Info: Michael Mina, 252 California St., San Francisco, (415) 397-9222, www.michaelmina.net
The award-winning Danko opened his namesake restaurant in 1999 — and it has since been a Zagat Guide favorite for the past 12 years. Danko — whose achievements include a James Beard Foundation Award for Best Chef in California — is known for cooking in French, Mediterranean and regional American styles, as well as adding seasonings and techniques drawn from Asia and India.
What to expect: The 75-seat restaurant, which recently received its sixth five-star rating from the Mobile Travel Guide as well as a Relais & Chateaux designation, serves dinner nightly with a choice of a three-course menu ($69), a four-course menu ($87), a five-course menu ($102) or a five-course tasting menu ($105). Menus are all online.
Info: Restaurant Gary Danko, 800 North Point St., San Francisco, (415) 749-2060, www.garydanko.com
In 1993, Oakes picked the Audiffred building — a San Francisco landmark built in 1889 — to open her regional American and French-influenced restaurant. Located across from the Ferry Plaza, the restaurant — which has a beautiful Belle Epoque-designed interior — serves lunch and dinner daily.
What to expect: Oakes, who was named Best Chef in California by the James Beard Foundation in 2001, adheres strictly to principles of sustainability to guide her menu. This popular restaurant — which seems to be brimming with diners every single time I have walked by it — is also the most affordable on this list.
Info: Boulevard, 1 Mission St., San Francisco, (415) 543-6084, www.boulevardrestaurant.com
In 1971, Waters opened Chez Panisse in an arts-and-crafts house on Shattuck Avenue in Berkeley, where it still stands.
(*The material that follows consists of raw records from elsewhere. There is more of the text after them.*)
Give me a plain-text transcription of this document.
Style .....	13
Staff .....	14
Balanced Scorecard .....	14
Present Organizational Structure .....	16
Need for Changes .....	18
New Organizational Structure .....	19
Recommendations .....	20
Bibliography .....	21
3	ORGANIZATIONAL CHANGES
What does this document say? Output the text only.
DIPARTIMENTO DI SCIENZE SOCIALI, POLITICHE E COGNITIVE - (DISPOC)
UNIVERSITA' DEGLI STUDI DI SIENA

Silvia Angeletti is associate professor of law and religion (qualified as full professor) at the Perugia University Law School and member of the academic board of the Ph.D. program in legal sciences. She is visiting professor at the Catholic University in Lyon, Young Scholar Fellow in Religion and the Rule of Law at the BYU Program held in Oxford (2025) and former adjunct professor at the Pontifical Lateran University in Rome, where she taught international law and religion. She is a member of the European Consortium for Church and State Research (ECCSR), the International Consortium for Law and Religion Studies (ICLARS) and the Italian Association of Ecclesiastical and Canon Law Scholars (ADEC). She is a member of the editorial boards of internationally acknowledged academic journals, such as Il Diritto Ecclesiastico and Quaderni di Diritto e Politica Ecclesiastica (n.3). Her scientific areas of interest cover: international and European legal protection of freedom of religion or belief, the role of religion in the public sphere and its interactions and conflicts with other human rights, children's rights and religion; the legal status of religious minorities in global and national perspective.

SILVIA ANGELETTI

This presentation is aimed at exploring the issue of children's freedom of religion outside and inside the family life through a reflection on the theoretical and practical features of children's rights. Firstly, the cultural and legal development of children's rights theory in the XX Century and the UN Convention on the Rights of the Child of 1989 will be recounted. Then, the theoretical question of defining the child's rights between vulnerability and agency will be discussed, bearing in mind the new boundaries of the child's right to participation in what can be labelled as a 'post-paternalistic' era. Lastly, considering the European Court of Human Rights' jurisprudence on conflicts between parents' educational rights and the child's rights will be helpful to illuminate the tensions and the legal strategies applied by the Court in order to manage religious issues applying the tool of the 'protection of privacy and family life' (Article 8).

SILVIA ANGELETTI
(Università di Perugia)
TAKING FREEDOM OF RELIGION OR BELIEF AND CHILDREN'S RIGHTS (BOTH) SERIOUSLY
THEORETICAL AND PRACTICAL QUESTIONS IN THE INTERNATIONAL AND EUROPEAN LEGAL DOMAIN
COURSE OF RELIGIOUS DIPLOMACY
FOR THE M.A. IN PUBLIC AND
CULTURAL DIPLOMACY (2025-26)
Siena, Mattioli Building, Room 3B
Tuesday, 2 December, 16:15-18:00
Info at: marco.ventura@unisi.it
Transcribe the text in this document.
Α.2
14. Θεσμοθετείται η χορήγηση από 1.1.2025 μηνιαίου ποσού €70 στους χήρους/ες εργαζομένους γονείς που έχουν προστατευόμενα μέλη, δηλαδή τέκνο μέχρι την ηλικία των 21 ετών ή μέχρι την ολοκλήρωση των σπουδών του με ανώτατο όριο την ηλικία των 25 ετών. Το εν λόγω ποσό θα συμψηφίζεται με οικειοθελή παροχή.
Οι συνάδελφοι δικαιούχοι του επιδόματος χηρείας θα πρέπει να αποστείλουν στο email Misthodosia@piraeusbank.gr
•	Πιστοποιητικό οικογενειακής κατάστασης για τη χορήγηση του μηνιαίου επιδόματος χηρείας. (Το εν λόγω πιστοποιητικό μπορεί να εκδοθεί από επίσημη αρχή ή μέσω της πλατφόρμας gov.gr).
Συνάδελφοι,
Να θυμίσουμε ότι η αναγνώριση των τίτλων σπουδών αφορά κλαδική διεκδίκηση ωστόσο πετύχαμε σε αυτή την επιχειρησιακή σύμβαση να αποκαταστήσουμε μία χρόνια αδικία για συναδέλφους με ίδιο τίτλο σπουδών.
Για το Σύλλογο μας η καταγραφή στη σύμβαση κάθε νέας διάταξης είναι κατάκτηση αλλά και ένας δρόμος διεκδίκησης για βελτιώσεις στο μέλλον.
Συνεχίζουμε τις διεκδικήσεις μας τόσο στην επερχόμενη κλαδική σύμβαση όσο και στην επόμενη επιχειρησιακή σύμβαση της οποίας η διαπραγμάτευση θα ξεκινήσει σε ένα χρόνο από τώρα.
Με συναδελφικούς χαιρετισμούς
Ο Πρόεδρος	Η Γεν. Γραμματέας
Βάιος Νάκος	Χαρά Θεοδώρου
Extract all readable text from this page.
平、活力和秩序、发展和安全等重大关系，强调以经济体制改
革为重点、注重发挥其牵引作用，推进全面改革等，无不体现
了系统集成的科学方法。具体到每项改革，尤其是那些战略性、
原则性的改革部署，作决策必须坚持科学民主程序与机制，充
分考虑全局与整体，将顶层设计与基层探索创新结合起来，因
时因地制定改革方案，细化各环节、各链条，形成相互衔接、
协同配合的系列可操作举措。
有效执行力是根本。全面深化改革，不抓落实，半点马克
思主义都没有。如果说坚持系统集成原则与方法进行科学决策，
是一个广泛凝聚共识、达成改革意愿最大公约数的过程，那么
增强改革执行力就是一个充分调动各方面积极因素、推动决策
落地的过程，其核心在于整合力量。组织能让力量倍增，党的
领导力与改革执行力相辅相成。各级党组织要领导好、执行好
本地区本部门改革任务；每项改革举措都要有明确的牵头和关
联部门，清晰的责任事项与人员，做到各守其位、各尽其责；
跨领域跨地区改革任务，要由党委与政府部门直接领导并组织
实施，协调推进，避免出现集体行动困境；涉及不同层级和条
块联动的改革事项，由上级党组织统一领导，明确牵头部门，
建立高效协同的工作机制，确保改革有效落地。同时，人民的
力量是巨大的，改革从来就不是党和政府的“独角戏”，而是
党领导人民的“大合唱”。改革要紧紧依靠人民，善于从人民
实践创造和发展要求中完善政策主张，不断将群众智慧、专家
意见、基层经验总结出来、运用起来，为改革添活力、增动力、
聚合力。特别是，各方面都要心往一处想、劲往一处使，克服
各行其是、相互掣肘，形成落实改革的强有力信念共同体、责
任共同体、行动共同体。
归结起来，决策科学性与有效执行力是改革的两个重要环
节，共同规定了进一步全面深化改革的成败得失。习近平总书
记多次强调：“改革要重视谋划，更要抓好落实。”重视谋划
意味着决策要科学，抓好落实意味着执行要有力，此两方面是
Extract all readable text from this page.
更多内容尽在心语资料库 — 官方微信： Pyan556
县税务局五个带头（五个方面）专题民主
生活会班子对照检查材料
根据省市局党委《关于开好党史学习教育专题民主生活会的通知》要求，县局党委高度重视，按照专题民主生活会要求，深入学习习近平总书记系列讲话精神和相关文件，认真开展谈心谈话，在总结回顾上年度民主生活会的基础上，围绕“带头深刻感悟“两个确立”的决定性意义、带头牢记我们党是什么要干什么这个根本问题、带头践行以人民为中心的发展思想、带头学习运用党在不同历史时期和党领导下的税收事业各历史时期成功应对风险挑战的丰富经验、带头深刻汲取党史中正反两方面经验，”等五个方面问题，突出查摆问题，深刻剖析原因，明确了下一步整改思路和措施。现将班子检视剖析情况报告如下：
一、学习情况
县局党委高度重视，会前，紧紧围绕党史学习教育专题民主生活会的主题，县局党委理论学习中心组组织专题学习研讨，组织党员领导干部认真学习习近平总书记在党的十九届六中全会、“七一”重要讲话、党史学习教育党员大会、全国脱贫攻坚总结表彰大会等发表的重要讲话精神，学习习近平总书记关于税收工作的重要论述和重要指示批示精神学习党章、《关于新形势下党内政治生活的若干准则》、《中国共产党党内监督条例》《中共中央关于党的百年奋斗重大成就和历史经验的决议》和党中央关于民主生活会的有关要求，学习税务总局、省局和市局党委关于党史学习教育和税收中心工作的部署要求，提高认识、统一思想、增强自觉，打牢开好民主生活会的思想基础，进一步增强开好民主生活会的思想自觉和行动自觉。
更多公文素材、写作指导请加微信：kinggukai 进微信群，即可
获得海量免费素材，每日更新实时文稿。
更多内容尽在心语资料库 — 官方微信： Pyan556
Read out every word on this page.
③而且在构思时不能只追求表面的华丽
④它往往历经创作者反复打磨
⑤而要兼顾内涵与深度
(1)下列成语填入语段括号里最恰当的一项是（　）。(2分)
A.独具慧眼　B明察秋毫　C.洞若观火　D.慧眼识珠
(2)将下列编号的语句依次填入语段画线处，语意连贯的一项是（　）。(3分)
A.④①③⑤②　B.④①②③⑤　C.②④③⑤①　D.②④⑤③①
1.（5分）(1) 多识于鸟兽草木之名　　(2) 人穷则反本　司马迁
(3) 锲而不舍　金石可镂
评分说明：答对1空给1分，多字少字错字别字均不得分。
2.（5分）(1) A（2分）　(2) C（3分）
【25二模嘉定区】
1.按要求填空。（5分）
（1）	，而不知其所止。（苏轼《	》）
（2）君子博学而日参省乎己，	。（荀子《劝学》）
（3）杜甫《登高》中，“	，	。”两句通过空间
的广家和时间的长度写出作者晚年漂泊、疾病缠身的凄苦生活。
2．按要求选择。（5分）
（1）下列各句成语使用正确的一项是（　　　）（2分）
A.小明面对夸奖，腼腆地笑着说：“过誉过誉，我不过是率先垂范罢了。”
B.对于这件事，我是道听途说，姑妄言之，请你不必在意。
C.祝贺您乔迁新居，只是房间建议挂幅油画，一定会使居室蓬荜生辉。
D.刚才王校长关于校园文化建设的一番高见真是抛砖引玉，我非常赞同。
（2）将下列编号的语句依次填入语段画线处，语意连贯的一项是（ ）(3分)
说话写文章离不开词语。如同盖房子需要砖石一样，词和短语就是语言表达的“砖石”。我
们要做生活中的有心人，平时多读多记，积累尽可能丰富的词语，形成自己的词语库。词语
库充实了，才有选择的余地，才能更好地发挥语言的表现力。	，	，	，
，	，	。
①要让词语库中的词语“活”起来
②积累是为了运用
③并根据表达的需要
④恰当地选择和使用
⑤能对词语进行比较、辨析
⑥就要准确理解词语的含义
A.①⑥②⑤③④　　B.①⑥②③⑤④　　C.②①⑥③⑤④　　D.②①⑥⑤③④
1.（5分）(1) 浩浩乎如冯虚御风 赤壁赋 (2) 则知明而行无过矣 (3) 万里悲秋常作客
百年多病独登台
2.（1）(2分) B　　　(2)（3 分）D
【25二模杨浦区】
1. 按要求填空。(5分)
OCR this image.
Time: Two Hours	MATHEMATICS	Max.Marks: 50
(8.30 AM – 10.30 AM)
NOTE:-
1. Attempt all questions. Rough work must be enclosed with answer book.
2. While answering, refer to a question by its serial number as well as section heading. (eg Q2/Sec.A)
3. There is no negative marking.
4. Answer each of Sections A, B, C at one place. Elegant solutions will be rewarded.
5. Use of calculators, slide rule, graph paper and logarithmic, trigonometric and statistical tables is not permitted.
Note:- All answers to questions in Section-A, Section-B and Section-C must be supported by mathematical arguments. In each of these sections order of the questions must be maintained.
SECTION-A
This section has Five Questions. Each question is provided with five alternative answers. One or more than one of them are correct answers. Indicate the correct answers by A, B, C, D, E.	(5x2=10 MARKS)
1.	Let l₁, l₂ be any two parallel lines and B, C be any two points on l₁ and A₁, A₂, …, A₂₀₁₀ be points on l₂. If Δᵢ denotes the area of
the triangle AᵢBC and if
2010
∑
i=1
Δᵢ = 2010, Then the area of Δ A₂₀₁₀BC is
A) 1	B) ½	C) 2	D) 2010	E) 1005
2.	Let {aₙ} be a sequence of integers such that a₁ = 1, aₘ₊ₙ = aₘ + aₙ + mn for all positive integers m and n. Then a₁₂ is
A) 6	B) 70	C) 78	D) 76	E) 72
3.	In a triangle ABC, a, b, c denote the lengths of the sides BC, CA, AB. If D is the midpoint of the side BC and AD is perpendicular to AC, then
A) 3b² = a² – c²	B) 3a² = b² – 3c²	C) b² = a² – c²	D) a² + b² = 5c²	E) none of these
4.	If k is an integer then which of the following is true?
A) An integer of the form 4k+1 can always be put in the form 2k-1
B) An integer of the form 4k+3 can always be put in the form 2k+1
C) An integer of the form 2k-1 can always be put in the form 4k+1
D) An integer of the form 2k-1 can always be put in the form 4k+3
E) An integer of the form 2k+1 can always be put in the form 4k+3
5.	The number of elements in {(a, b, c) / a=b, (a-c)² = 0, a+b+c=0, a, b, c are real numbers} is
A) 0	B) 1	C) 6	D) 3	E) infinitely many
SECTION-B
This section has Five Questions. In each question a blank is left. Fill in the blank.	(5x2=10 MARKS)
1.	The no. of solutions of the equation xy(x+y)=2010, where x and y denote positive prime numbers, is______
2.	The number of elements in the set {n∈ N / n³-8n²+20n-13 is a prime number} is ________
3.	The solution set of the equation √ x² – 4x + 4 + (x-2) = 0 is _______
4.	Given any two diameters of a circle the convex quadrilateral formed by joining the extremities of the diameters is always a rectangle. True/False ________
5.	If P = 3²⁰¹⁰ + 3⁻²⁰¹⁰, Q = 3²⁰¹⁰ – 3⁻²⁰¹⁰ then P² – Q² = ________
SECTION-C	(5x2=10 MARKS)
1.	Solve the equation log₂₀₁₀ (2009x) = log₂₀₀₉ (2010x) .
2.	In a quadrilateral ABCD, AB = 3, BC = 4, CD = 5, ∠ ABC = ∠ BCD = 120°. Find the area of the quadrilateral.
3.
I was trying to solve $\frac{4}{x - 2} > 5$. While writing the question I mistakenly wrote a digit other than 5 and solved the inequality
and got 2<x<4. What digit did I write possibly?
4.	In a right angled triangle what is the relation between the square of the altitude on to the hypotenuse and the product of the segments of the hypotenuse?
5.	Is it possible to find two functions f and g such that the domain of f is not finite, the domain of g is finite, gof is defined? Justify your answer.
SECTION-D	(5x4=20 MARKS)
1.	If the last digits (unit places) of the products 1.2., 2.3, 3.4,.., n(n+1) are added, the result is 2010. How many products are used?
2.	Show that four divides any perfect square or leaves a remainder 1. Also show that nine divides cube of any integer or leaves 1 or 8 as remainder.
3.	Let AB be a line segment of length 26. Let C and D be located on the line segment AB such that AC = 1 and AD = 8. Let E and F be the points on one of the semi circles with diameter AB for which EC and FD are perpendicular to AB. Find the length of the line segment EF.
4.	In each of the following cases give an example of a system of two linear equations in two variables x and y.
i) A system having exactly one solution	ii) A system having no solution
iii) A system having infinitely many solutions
Named after Honore Panisse, a character in Marcel Pagnol’s 1930s movie trilogy about waterfront life in Marseille, France, the restaurant and cafe — known for using local, organic foods — has been credited for establishing California cuisine. The restaurant also celebrated its 40th anniversary this year.
What you can expect: With more accolades than room for this article, Chez Panisse posts its daily, prix-fixe dinner menus for its downstairs restaurant on its website, which also pays beautiful homage to Pagnol’s films; the cafe serves lunch and dinner with an a la carte menu. For those on a budget, Chez Panisse still offers a three-course prix-fixe dinner ($60 per person) at its downstairs restaurant Monday nights.